Your Ad Here: How an MLB Team Markets Itself to Brands
A lengthy PowerPoint file provides a behind-the-scenes look at how the New York Mets approach potential advertisers.
Before we get started: This article includes a lot of graphics that will be easier to read on a computer’s web browser — not on a phone, not as an email. If the phone is your only option, you’ll still be okay, but you’ll probably have to do the pinch-to-enlarge thing on a lot of the graphics. So if you have a laptop handy, you might want to consider using that instead. — Paul
When you watch a baseball game, whether in person or on TV, you’re exposed to a lot of advertising — ads on the outfield walls, in the dugout, on the scoreboard, and a lot more. Did you ever think about how the team sells those ads, and how it approaches potential advertisers?
Today we’re getting a peek behind that curtain thanks to Shannon Shark, who runs the excellent Mets Police blog. He was recently googling something like “mets 2023 corporate brand extension” (he doesn’t remember the exact search term) and stumbled across something very interesting in the results: a link to the PDF of a PowerPoint presentation called “Where Brands Meet Amazin’: 2023 Marketing Partnership Opportunities.” It’s the pitch deck that the Mets are using this season to approach potential advertisers for TV broadcasts and in-stadium signage. It’s not comprehensive — for example, it doesn’t cover ads on the back of the mound, on the grass in front of the dugouts, on radio, on uniform sleeves, or in conjunction with gameday giveaway items, all of which are apparently being handled separately — but it’s still a fascinating document. Frankly, I’m surprised it’s available at a publicly accessible link.
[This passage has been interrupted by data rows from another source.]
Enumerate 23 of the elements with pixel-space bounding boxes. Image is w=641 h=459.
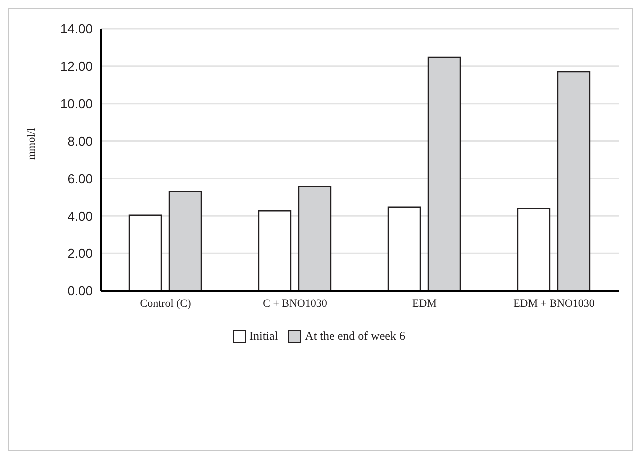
legend-label: Initial [250, 329, 278, 344]
bar [557, 71, 591, 291]
bar [517, 208, 551, 291]
x-tick-label: C + BNO1030 [263, 298, 328, 310]
y-tick-label: 2.00 [68, 246, 93, 262]
bar [258, 210, 292, 291]
y-tick-label: 10.00 [60, 96, 93, 112]
x-tick-label: EDM + BNO1030 [514, 298, 596, 310]
bar [298, 186, 332, 291]
bar [388, 206, 422, 291]
y-tick-label: 14.00 [60, 22, 93, 37]
legend-label: At the end of week 6 [305, 329, 406, 344]
y-tick-label: 6.00 [68, 171, 93, 186]
bar [128, 214, 162, 291]
y-axis-title: mmol/l [26, 128, 38, 160]
x-tick-label: EDM [412, 298, 438, 310]
y-tick-label: 12.00 [60, 59, 93, 74]
bar [428, 56, 462, 291]
x-tick-label: Control (C) [140, 298, 192, 310]
bar [168, 191, 202, 291]
y-tick-label: 0.00 [68, 284, 93, 299]
y-tick-label: 4.00 [68, 208, 93, 224]
y-tick-label: 8.00 [68, 134, 93, 149]
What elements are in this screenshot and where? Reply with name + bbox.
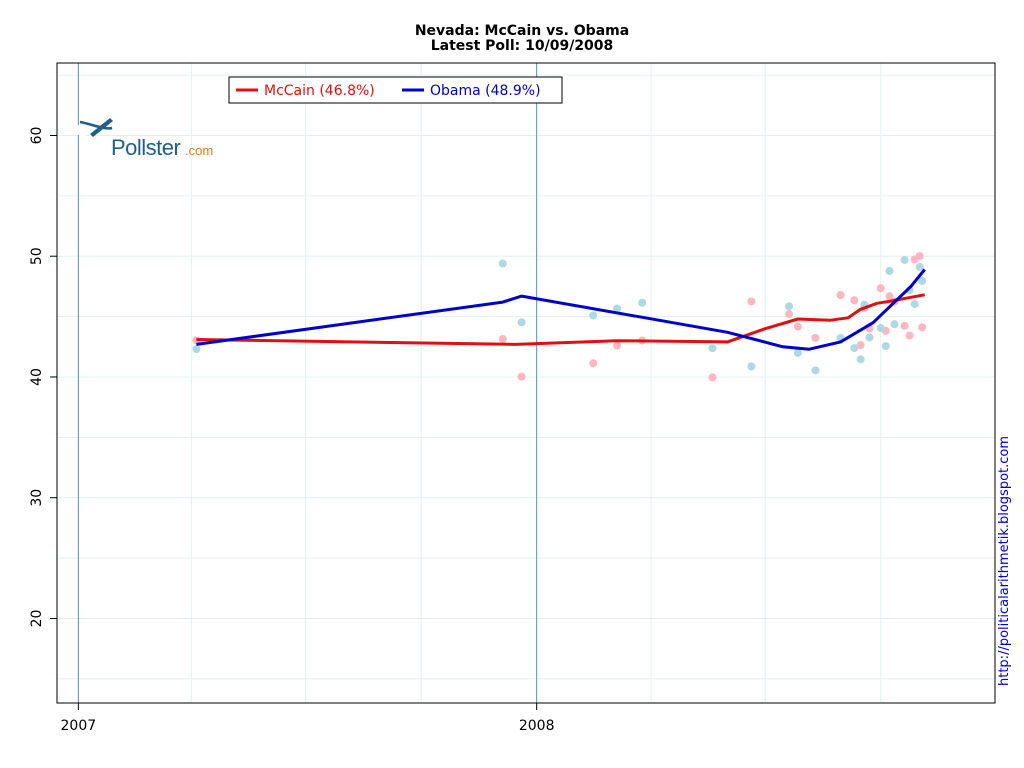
poll-dot (638, 298, 647, 307)
poll-dot (900, 321, 909, 330)
poll-dot (785, 302, 794, 311)
poll-dot (915, 262, 924, 271)
poll-dot (865, 333, 874, 342)
y-tick-label: 40 (29, 368, 45, 386)
logo-check-icon (90, 118, 113, 137)
poll-dot (915, 252, 924, 261)
y-tick-label: 30 (29, 489, 45, 507)
x-axis: 2007 2008 (61, 703, 555, 734)
logo-domain: .com (185, 143, 213, 158)
blog-url-watermark: http://politicalarithmetik.blogspot.com (997, 436, 1012, 686)
poll-dot (900, 255, 909, 264)
poll-dot (856, 355, 865, 364)
poll-dot (747, 297, 756, 306)
poll-dot (517, 318, 526, 327)
poll-dots (192, 252, 927, 382)
poll-dot (793, 348, 802, 357)
poll-dot (785, 310, 794, 319)
poll-dot (876, 284, 885, 293)
x-tick-label: 2008 (519, 718, 555, 734)
poll-dot (589, 311, 598, 320)
logo-swoosh-icon (79, 120, 113, 130)
poll-dot (498, 335, 507, 344)
poll-dot (910, 300, 919, 309)
logo-backdrop (75, 124, 91, 136)
poll-dot (811, 333, 820, 342)
y-tick-label: 50 (29, 247, 45, 265)
poll-dot (905, 331, 914, 340)
grid-lines (57, 63, 995, 703)
poll-dot (885, 266, 894, 275)
series-line-mccain (196, 293, 925, 346)
poll-dot (517, 372, 526, 381)
plot-frame (56, 62, 996, 704)
poll-dot (747, 362, 756, 371)
series-line-obama (196, 268, 926, 351)
legend: McCain (46.8%) Obama (48.9%) (228, 76, 563, 104)
poll-dot (881, 342, 890, 351)
logo-wordmark: Pollster (111, 135, 181, 160)
legend-label-mccain: McCain (46.8%) (264, 83, 375, 99)
poll-dot (850, 296, 859, 305)
poll-dot (876, 324, 885, 333)
poll-dot (890, 320, 899, 329)
y-axis: 20 30 40 50 60 (29, 127, 57, 628)
x-tick-label: 2007 (61, 718, 97, 734)
legend-box (228, 76, 563, 104)
poll-dot (613, 341, 622, 350)
poll-dot (708, 373, 717, 382)
year-lines (77, 63, 538, 703)
series-lines (196, 268, 926, 351)
poll-dot (498, 259, 507, 268)
poll-dot (613, 304, 622, 313)
legend-label-obama: Obama (48.9%) (430, 83, 541, 99)
poll-dot (856, 341, 865, 350)
poll-dot (811, 366, 820, 375)
poll-dot (708, 344, 717, 353)
poll-dot (793, 322, 802, 331)
poll-dot (918, 276, 927, 285)
poll-dot (918, 323, 927, 332)
poll-dot (836, 291, 845, 300)
poll-dot (885, 292, 894, 301)
poll-dot (589, 359, 598, 368)
chart-subtitle: Latest Poll: 10/09/2008 (431, 38, 614, 54)
pollster-logo: Pollster .com (75, 118, 213, 160)
poll-dot (850, 344, 859, 353)
chart-title: Nevada: McCain vs. Obama (415, 23, 629, 39)
y-tick-label: 60 (29, 127, 45, 145)
poll-dot (192, 345, 201, 354)
y-tick-label: 20 (29, 610, 45, 628)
Shannon briefly mentioned and linked to the PDF in one of his recent blog posts. I was intrigued by it and asked if he planned to write about it in greater detail. He encouraged me to go ahead and write about it myself, so here we are.
But I thought I could use some help from someone from the ad industry. And I knew just who to ask: Ben Thoma, a longtime Uni Watch reader who’s also a longtime advertising professional. You may recall that I interviewed him back in 2021 regarding the language surrounding sports ads. (That article also includes Ben’s credentials, job history, and so on, which I won’t repeat here.)
Ben agreed to help me out, so we recently spent nearly two hours on Zoom going through the entire pitch deck, page by page. Here’s a transcript of our conversation, edited for length and clarity. Enjoy.
Paul: Okay, so there’s the cover page [shown at the top of this article], which seems straightforward enough, and then there are the first five slides, which serve as a sort of introduction to the team:
[Update: Shortly after this piece was published, several people pointed out that the “International Appeal” page has Colombia misspelled as “Columbia.” — Paul]
Paul: What really struck me about these slides is how virtually any team could use — and maybe has used — some of this same language: “A historic franchise,” “A franchise that ignites pride and loyalty across generations,” “A team with international appeal” — it all seems pretty boilerplate.
Ben: Welcome to the world of advertising.
Paul [laughing]: “A franchise that ignites pride and loyalty across generations” — I mean, it’s not wrong.
Ben: Exactly. If you were to fault them at something, it might be that they didn’t lean into that “Amazin’” thing from the cover page. Also, you have to remember that the brand manager who’s on the receiving end of this may not necessarily be a sports fan. So what seems boilerplate or even silly to you might not seem that way to them.
Paul: Okay, let’s move on to the next slide:
Paul: Again, this seems pretty boilerplate.
Ben: This is where I started to raise my eyebrows and think, like, how dynamic are you really going to get here? Like how, how customized are you really going to be? I was looking for anything that would surprise me after this, because it feels like every publisher, every property that has the ability to sell partnerships would want you to believe this, that each deal is custom-tailored. That’s where I start to get a little…
Paul: Skeptical? Uninspired?
Ben: Yeah. I’m a little less inspired by this verbiage.
Paul: Okay, let’s see if you like the next slide better:
Ben: Gotta have circles or shapes that surround another shape. That’s Pitch Deck 101, very good.
Paul: That’s a common thing?
Ben: Yeah, you’ve gotta have something that makes it look like you’ve really organized this.